The tax, which airlines flying into or out of EU airports have to pay to cover carbon dioxide emission during their flights over the European skies, has come into effect from 1 January. The move was strongly criticised by several countries including the US, China, Brazil, Russia, Japan and India.

“Efforts are going on to resolve the issue… but if they do not exempt India from this, we may review our horizontal agreements with them and put some restrictions,” the source said, while speaking on the proposed retaliatory measure.

Finance Minister Pranab Mukherjee has also strongly opposed the EU plan at the last G20 meeting.

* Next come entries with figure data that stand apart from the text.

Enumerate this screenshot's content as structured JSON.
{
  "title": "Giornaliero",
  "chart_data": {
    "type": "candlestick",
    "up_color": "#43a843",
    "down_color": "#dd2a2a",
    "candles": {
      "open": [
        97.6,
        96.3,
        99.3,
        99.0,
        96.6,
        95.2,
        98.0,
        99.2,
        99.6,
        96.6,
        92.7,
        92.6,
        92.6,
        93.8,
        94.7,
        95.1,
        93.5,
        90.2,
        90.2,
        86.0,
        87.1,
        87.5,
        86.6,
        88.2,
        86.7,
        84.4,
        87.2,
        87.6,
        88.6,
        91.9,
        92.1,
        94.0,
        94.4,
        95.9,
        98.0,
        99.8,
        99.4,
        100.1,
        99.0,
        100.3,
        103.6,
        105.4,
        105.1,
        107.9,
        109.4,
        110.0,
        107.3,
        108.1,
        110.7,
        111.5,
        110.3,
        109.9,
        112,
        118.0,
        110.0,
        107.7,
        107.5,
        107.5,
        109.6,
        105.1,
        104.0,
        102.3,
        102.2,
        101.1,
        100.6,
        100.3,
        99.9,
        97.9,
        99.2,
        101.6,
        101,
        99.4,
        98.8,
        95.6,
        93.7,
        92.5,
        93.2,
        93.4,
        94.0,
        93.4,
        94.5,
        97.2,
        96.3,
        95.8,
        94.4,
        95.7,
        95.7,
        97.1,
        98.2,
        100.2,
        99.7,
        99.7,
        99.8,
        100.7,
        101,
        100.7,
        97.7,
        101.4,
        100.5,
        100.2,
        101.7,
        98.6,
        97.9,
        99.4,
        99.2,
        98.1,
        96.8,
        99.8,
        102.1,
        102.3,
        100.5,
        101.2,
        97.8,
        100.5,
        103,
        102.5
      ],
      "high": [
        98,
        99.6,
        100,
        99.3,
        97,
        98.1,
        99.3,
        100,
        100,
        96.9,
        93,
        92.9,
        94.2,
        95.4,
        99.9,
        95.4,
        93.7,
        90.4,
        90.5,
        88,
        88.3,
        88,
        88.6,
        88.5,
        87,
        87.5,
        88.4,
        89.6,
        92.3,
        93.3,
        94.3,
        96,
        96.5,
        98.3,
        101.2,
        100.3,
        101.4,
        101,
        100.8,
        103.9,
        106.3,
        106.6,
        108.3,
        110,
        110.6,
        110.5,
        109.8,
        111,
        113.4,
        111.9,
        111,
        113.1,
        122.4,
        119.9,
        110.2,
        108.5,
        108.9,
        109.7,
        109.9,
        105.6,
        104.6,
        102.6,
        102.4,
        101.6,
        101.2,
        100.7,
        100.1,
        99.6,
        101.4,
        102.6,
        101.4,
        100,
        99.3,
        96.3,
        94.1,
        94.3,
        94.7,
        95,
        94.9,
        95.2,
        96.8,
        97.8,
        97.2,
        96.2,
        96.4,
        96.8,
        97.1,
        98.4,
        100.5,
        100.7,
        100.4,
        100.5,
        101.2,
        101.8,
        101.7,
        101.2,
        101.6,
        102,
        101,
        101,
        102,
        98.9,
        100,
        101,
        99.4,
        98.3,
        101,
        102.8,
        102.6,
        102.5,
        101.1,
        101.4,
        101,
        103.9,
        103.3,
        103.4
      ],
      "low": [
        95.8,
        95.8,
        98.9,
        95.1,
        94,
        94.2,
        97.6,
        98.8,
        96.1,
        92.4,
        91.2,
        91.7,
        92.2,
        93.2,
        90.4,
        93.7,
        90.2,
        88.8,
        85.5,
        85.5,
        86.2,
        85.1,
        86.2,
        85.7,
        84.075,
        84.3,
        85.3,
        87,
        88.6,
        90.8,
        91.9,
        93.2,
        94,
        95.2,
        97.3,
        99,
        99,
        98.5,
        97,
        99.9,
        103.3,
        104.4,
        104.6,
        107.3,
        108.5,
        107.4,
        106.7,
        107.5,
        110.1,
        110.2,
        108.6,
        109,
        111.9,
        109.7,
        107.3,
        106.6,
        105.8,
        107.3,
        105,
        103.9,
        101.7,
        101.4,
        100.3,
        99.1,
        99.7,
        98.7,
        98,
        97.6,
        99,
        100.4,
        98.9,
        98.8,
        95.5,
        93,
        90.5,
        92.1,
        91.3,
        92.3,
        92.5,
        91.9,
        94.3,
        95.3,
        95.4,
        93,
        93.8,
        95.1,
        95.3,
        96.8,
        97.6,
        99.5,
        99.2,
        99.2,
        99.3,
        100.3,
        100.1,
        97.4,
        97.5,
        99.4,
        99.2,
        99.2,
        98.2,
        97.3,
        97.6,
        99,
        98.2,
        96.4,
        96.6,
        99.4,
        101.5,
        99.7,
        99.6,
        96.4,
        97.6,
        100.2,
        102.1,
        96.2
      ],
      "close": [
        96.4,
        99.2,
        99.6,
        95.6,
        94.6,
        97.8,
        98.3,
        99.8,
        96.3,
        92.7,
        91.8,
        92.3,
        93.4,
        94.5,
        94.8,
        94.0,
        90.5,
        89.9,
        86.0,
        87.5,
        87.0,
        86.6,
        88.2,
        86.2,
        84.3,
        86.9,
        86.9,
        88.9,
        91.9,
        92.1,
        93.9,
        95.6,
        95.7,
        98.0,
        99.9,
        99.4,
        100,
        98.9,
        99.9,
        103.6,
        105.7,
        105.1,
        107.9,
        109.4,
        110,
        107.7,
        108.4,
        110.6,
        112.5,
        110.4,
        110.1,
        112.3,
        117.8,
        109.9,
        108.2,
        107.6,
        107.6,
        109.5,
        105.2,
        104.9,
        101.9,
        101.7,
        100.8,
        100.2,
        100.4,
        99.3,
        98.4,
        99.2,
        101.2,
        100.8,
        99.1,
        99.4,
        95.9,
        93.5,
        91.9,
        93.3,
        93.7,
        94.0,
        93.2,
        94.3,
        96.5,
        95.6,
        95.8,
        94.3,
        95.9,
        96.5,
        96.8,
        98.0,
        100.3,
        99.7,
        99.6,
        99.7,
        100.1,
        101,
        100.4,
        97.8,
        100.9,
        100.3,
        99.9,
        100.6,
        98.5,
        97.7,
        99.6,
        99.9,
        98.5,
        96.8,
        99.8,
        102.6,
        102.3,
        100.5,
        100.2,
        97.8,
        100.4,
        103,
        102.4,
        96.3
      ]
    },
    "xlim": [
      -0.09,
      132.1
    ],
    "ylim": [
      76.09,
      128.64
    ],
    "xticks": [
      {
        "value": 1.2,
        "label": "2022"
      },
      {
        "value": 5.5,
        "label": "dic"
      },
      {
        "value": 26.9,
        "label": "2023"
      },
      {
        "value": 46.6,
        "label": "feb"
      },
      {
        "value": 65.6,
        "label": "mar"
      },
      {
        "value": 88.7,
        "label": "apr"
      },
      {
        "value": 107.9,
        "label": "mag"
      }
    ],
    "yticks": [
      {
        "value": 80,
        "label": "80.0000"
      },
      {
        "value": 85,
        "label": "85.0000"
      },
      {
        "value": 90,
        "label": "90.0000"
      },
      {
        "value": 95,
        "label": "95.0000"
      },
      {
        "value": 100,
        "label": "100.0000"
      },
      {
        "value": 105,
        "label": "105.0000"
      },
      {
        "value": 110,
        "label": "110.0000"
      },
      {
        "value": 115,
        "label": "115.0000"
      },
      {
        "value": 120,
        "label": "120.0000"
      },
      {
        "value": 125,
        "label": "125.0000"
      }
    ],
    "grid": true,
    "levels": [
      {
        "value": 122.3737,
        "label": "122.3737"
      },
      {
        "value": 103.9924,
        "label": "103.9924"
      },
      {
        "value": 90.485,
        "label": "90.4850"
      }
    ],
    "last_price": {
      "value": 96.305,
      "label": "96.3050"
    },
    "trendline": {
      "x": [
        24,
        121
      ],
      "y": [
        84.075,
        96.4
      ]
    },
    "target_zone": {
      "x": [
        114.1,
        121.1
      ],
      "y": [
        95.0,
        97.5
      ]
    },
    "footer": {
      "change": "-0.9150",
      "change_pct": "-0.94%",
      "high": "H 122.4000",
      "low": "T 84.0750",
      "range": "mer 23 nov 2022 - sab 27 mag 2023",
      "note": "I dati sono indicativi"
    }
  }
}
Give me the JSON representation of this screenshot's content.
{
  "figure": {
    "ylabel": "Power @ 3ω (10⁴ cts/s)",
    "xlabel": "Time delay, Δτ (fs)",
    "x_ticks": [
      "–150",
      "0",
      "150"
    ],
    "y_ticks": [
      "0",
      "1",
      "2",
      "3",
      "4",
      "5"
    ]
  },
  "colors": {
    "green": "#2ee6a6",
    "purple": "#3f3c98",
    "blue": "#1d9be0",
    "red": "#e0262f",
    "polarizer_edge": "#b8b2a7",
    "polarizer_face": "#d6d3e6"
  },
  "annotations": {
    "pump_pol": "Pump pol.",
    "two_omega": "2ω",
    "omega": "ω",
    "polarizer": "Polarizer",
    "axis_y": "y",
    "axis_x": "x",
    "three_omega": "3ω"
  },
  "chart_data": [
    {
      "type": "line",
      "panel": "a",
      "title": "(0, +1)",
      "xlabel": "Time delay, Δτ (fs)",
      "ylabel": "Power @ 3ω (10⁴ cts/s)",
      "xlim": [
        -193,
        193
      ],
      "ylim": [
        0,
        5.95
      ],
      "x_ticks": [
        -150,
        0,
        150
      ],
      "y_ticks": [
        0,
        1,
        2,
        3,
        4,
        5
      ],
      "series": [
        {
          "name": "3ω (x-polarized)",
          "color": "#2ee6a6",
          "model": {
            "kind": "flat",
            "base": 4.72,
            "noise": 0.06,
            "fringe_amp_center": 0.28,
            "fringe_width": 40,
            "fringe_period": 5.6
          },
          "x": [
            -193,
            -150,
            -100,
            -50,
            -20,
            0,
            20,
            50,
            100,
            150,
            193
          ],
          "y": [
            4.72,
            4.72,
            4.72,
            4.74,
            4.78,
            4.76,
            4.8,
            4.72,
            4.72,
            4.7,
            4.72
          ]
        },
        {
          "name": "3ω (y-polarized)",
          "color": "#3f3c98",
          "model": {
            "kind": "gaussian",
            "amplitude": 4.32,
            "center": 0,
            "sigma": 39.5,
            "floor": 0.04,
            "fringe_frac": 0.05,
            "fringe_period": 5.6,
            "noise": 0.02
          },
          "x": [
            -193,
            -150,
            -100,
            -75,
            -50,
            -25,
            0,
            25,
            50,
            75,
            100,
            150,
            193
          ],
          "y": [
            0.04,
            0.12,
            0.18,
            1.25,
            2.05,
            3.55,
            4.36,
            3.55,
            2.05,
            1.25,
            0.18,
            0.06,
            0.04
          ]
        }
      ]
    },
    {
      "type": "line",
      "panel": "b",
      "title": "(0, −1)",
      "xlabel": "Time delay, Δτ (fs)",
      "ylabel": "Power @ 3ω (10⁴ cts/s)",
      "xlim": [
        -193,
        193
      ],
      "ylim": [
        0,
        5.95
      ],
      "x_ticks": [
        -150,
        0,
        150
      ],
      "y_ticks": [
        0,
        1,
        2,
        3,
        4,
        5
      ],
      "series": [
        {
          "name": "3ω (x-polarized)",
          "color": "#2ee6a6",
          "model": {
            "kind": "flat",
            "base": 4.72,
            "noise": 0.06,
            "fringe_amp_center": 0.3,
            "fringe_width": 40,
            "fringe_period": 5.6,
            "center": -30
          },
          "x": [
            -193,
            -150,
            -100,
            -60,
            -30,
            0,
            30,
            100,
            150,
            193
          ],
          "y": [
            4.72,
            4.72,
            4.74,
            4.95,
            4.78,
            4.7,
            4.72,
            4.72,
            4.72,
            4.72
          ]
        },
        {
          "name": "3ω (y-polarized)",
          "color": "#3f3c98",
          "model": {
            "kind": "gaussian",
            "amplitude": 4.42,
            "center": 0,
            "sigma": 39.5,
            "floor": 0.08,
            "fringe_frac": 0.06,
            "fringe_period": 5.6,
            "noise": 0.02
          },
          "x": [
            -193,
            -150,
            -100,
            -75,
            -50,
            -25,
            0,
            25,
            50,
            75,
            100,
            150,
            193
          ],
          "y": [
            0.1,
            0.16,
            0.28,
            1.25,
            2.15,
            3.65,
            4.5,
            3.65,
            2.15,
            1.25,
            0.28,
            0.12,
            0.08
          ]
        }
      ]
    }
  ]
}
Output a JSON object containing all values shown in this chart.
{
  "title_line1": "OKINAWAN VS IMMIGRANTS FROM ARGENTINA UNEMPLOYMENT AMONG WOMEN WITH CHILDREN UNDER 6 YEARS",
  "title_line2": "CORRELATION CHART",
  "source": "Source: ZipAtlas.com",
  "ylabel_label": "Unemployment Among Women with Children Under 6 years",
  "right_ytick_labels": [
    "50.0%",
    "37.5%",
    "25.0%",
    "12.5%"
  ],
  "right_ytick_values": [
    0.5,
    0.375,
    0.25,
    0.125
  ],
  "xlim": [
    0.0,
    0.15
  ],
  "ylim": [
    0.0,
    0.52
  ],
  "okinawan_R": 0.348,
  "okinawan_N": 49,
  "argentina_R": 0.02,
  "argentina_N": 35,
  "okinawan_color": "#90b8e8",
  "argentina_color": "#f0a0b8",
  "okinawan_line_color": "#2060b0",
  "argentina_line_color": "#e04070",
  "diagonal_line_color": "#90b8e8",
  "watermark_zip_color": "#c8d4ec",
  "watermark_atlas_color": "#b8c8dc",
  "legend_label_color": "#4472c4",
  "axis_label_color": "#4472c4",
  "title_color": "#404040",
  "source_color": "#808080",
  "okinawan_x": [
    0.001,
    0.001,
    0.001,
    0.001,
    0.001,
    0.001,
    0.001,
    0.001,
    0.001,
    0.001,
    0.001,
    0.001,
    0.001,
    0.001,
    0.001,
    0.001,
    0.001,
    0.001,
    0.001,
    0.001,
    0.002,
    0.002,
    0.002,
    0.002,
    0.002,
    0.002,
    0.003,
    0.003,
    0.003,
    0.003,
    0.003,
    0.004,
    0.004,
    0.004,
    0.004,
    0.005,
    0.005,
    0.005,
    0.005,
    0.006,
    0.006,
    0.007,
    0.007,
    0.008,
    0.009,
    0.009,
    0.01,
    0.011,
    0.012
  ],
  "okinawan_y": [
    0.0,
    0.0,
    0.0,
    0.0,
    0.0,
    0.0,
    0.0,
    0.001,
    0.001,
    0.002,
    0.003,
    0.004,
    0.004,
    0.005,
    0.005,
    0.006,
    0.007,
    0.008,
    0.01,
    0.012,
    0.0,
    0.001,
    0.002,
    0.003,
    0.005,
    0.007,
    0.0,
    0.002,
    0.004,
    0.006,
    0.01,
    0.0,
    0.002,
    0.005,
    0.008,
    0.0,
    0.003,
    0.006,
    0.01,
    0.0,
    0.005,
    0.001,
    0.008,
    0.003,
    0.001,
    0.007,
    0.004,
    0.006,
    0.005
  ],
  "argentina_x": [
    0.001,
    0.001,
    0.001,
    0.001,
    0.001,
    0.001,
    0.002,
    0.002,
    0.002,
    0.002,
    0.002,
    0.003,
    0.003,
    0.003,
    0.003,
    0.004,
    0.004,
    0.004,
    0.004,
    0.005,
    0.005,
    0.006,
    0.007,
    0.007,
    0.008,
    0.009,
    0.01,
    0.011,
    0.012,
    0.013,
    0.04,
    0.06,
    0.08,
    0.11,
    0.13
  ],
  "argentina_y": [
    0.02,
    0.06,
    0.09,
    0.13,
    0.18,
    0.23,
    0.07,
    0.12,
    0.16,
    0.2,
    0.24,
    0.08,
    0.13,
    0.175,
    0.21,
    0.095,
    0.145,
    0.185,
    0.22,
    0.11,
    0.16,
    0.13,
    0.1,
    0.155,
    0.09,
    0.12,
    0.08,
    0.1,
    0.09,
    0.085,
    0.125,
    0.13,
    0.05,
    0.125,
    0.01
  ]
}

“India believes that some of the measures like carbon export optimisation tax…violate the principles of the Convention (United Nations Framework Convention on Climate Change) as their incidence falls entirely on developing countries and these cannot be recognised as a source of new and additional finance for climate change,” Mukherjee had said.

The move has not gone down well with the aviation industry, with the global airlines body International Air Transport Association (IATA) strongly opposing it.

UN body International Civil Aviation Organisation (ICAO) Council, of which India is a member, has also criticised the EU plan to charge airlines for carbon emissions.